Blanche le dedica una sonrisa de acero.

– ¿Un hombre, Elizabeth? -dice- ¿Un hombre agonizando?

– Un hombre, un dios, un hombre-dios, no te encalles en eso, Blanche, no estamos en clase de teología. ¿Qué efecto tiene en un hombre con talento invertir la vida de forma tan poco creativa como Joseph? Puede que su talento sea limitado, puede que no sea un artista estrictamente hablando. Con todo, ¿no habría sido más conveniente alentarle para que ampliara un poco sus horizontes?

Blanche deja el cuchillo y el tenedor sobre la mesa.

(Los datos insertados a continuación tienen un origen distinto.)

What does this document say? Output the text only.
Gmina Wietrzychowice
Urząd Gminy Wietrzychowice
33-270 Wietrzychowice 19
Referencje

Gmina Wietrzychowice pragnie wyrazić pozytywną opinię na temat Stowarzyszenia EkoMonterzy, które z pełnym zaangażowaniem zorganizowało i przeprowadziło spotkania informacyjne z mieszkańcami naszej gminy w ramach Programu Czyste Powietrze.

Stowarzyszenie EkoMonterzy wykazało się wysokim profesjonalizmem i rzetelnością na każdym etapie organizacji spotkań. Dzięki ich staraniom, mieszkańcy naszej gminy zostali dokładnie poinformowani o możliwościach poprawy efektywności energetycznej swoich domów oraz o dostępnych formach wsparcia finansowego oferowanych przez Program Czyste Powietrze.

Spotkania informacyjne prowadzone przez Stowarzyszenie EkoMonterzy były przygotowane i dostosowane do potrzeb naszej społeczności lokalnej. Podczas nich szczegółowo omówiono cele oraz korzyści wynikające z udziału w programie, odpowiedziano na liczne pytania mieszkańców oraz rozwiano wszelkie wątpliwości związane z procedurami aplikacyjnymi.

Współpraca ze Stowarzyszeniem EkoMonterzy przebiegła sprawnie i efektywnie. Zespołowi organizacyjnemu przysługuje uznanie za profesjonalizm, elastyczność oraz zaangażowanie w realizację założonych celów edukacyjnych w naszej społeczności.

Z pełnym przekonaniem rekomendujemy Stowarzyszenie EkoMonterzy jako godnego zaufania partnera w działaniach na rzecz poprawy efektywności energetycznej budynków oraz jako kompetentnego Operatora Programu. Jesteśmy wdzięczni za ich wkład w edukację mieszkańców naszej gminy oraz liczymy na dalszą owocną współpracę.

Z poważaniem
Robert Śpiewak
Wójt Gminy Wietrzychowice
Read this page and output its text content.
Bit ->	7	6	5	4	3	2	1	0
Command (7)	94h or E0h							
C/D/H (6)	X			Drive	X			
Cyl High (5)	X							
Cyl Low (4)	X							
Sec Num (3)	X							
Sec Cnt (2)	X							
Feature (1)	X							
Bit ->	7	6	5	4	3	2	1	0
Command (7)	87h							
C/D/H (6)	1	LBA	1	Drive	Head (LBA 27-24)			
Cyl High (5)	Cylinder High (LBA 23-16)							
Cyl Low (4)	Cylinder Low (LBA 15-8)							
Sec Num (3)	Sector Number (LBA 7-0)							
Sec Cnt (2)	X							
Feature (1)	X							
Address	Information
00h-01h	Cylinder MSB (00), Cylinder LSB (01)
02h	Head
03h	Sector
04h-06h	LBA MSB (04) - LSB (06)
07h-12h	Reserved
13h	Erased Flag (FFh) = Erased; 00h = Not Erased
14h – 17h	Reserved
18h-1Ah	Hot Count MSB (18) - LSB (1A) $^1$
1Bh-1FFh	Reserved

– Muy bien, examinemos tu crítica, examinémosla en su forma más extrema. Joseph no es un artista, pero tal vez podría haberlo sido si nosotros… si yo le hubiera animado hace años a ampliar sus miras visitando otras galerías de arte o por lo menos a otros ebanistas para ver qué más se estaba haciendo. Pero Joseph se quedó en artesano, se le dejó en ese nivel. Ha vivido aquí, en la misión, totalmente desconocido, haciendo la misma talla una y otra vez en diferentes tamaños y con maderas distintas, hasta que le ha aparecido la artritis y se ha acabado su vida laboral. Así que hemos impedido, tal como tú dices, que Joseph amplíe su horizonte. Se le ha negado una vida más plena, concretamente una vida de artista. ¿En esto consiste tu acusación?